Advertisement

Builder Offers to Help Renovate Downtown Area

Share
SPECIAL TO THE TIMES

An award-winning home builder who has carved a niche out of revitalizing older urban areas is bidding to develop 79 townhomes and flats on three blighted parcels in the city’s downtown.

So excited are city officials by the unsolicited proposal that tonight the City Council, acting as the Redevelopment Agency, will consider entering into exclusive negotiations with Seal Beach-based Olson Co. on one downtown parcel and will formally entertain proposals on the two others.

The company’s proposal is significant in that the city has long sought a developer willing to build homes in the downtown core, an area that officials say needs more residential housing to support area businesses.

Advertisement

“I’ve been hearing about the downtown residential component of the downtown Specific Plan since 1992,” said Mayor Jim Friedman after meeting with the developer for the first time on Friday. “Here I sit, six years later, seeing all the investment that the city has made in the historic downtown area, and sure enough, now we’re starting to see proposals come forward, and it’s exciting.”

City officials stress that although the Olson Co.’s proposals are intriguing, no commitments have been made and there have been no formal negotiations so far.

Tonight will be the first time the proposals have been laid before the Redevelopment Agency.

Still, city officials say they have been impressed in their preliminary review of the firm’s proposals, which seek no city subsidy.

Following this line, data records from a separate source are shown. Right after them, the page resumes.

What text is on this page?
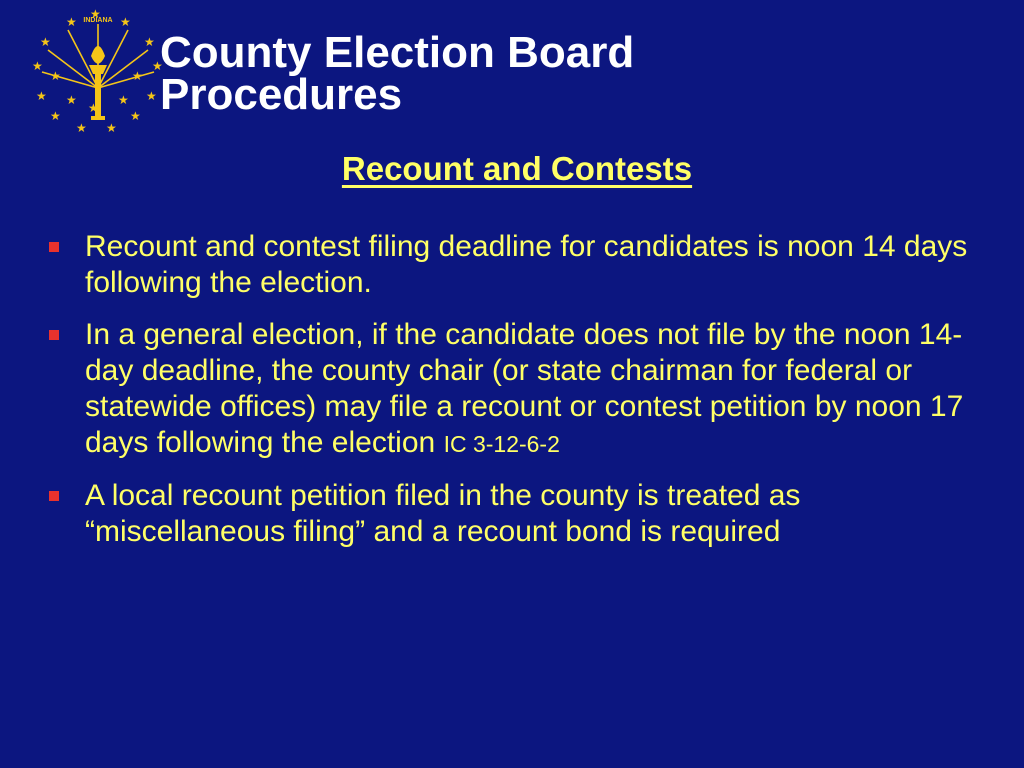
INDIANA
★
★
★
★	★
★	★
★	★
★	★
★	★
★	★
★ ★
★
County Election Board
Procedures
Recount and Contests
Recount and contest filing deadline for candidates is noon 14 days following the election.
In a general election, if the candidate does not file by the noon 14-day deadline, the county chair (or state chairman for federal or statewide offices) may file a recount or contest petition by noon 17 days following the election IC 3-12-6-2
A local recount petition filed in the county is treated as “miscellaneous filing” and a recount bond is required
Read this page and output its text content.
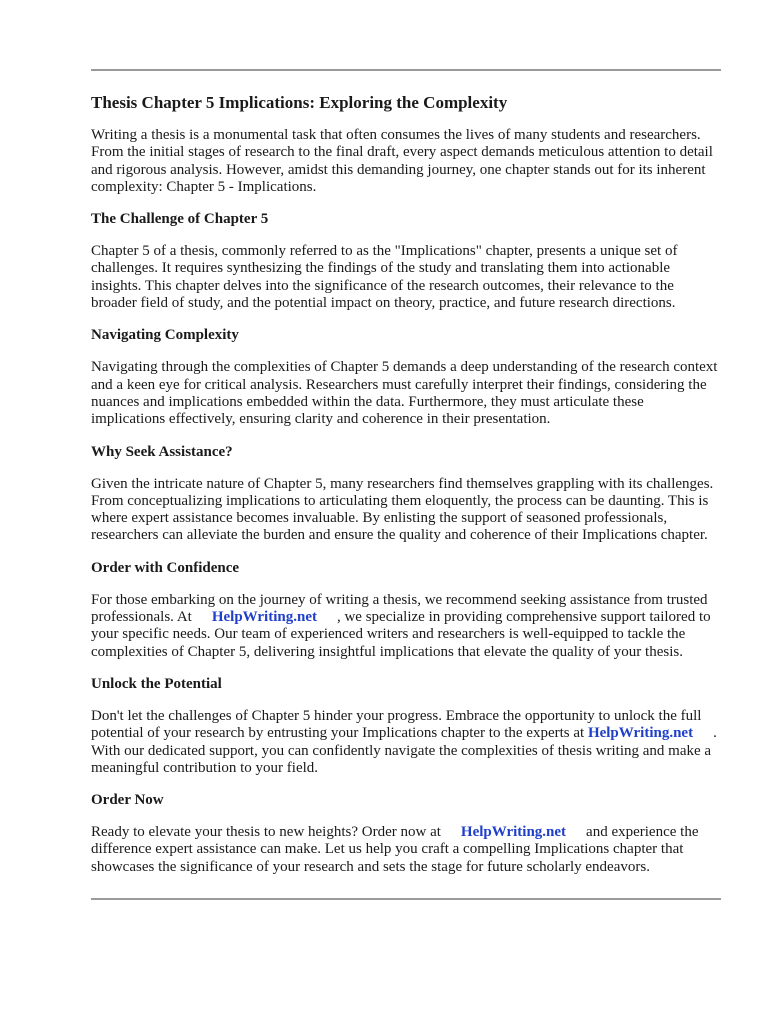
Thesis Chapter 5 Implications: Exploring the Complexity

Writing a thesis is a monumental task that often consumes the lives of many students and researchers. From the initial stages of research to the final draft, every aspect demands meticulous attention to detail and rigorous analysis. However, amidst this demanding journey, one chapter stands out for its inherent complexity: Chapter 5 - Implications.

The Challenge of Chapter 5

Chapter 5 of a thesis, commonly referred to as the "Implications" chapter, presents a unique set of challenges. It requires synthesizing the findings of the study and translating them into actionable insights. This chapter delves into the significance of the research outcomes, their relevance to the broader field of study, and the potential impact on theory, practice, and future research directions.

Navigating Complexity

Navigating through the complexities of Chapter 5 demands a deep understanding of the research context and a keen eye for critical analysis. Researchers must carefully interpret their findings, considering the nuances and implications embedded within the data. Furthermore, they must articulate these implications effectively, ensuring clarity and coherence in their presentation.

Why Seek Assistance?

Given the intricate nature of Chapter 5, many researchers find themselves grappling with its challenges. From conceptualizing implications to articulating them eloquently, the process can be daunting. This is where expert assistance becomes invaluable. By enlisting the support of seasoned professionals, researchers can alleviate the burden and ensure the quality and coherence of their Implications chapter.

Order with Confidence

For those embarking on the journey of writing a thesis, we recommend seeking assistance from trusted professionals. At HelpWriting.net , we specialize in providing comprehensive support tailored to your specific needs. Our team of experienced writers and researchers is well-equipped to tackle the complexities of Chapter 5, delivering insightful implications that elevate the quality of your thesis.

Unlock the Potential

Don't let the challenges of Chapter 5 hinder your progress. Embrace the opportunity to unlock the full potential of your research by entrusting your Implications chapter to the experts at HelpWriting.net . With our dedicated support, you can confidently navigate the complexities of thesis writing and make a meaningful contribution to your field.

Order Now

Ready to elevate your thesis to new heights? Order now at HelpWriting.net and experience the difference expert assistance can make. Let us help you craft a compelling Implications chapter that showcases the significance of your research and sets the stage for future scholarly endeavors.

The Olson Co. has made its mark in Southern California as one of the few developers specializing in the revitalization of older urban areas, particularly designated redevelopment areas such as downtown Ventura. Rather than buy undeveloped land, the company has made its profits by converting junkyards, vacant strip malls and industrial areas into unique, high-density housing developments.

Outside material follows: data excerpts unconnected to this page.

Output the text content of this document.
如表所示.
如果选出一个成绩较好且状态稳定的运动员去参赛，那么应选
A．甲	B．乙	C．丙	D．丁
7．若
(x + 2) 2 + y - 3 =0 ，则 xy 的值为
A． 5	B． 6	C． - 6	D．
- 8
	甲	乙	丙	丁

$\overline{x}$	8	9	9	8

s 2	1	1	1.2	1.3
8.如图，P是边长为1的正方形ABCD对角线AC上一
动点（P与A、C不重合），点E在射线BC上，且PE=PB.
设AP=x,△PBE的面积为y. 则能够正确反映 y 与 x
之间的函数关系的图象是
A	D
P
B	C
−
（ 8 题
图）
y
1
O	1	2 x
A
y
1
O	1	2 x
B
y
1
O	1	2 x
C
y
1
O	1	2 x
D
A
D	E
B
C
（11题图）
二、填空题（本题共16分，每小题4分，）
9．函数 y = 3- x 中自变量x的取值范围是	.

Several of its developments across Orange and Los Angeles counties have included upscale perks such as kitchen islands and designer appliances. The company’s Bungalows project in Los Alamitos was selected as 1995’s best townhome complex of the year in a design competition sponsored by the National Assn. of Home Builders.

Advertisement

Olson officials could not be reached Friday.

Ventura Community Development Director Everett Millais said adding to the city’s interest in the Olson proposals is that the homes would be for sale, not for rent.

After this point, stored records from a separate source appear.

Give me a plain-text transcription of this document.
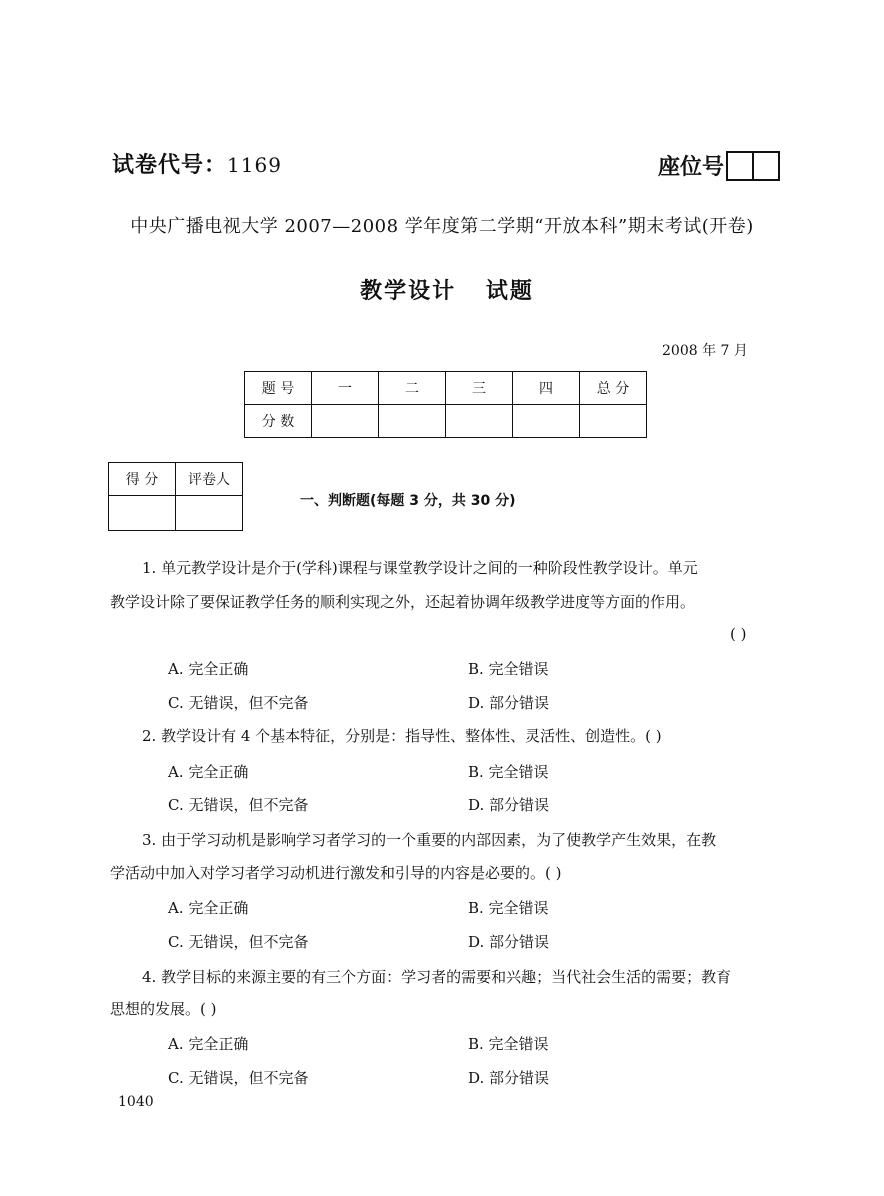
试卷代号：1169	座位号
中央广播电视大学 2007—2008 学年度第二学期“开放本科”期末考试(开卷)
教学设计 试题
2008 年 7 月
题 号	一	二	三	四	总 分
分 数					
得 分	评卷人

一、判断题(每题 3 分，共 30 分)
1. 单元教学设计是介于(学科)课程与课堂教学设计之间的一种阶段性教学设计。单元
教学设计除了要保证教学任务的顺利实现之外，还起着协调年级教学进度等方面的作用。
( )
A. 完全正确	B. 完全错误
C. 无错误，但不完备	D. 部分错误
2. 教学设计有 4 个基本特征，分别是：指导性、整体性、灵活性、创造性。( )
A. 完全正确	B. 完全错误
C. 无错误，但不完备	D. 部分错误
3. 由于学习动机是影响学习者学习的一个重要的内部因素，为了使教学产生效果，在教
学活动中加入对学习者学习动机进行激发和引导的内容是必要的。( )
A. 完全正确	B. 完全错误
C. 无错误，但不完备	D. 部分错误
4. 教学目标的来源主要的有三个方面：学习者的需要和兴趣；当代社会生活的需要；教育
思想的发展。( )
A. 完全正确	B. 完全错误
C. 无错误，但不完备	D. 部分错误
1040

Not only would homeowners bring higher incomes, but condominiums and townhomes have a higher resale and reappraisal rate than apartment buildings. In a redevelopment area that makes its money off increases in property tax revenue, that is very significant, Millais said. “As long as the market is going up, it’s a plus,” Millais said.

Specifically, the Olson Co. is looking at three parcels in the downtown area. They propose building the following:

* Forty attached townhomes and flats on a 1 1/4-acre site on Thompson Boulevard between Figueroa and Palm streets. The area is the home of the Meta Motel, two houses, a parking lot and the Greyhound bus station. The five property owners have been asked to submit redevelopment proposals by Aug. 10. If those proposals or negotiated sales don’t pan out, the Redevelopment Agency has the legal power to condemn the land, buy it for a fair market price and turn it over to a developer.

* Thirteen attached townhomes on a roughly half-acre lot at Thompson and Figueroa. The parcel is owned by the Redevelopment Agency. City officials tonight will consider approving a request for development proposals on the property.

* Twenty-six attached townhomes on an acre lot at Garden and Santa Clara streets near Patagonia. This land also is owned by the Redevelopment Agency. City officials will consider tonight entering into an exclusive negotiating agreement with the Olson Co.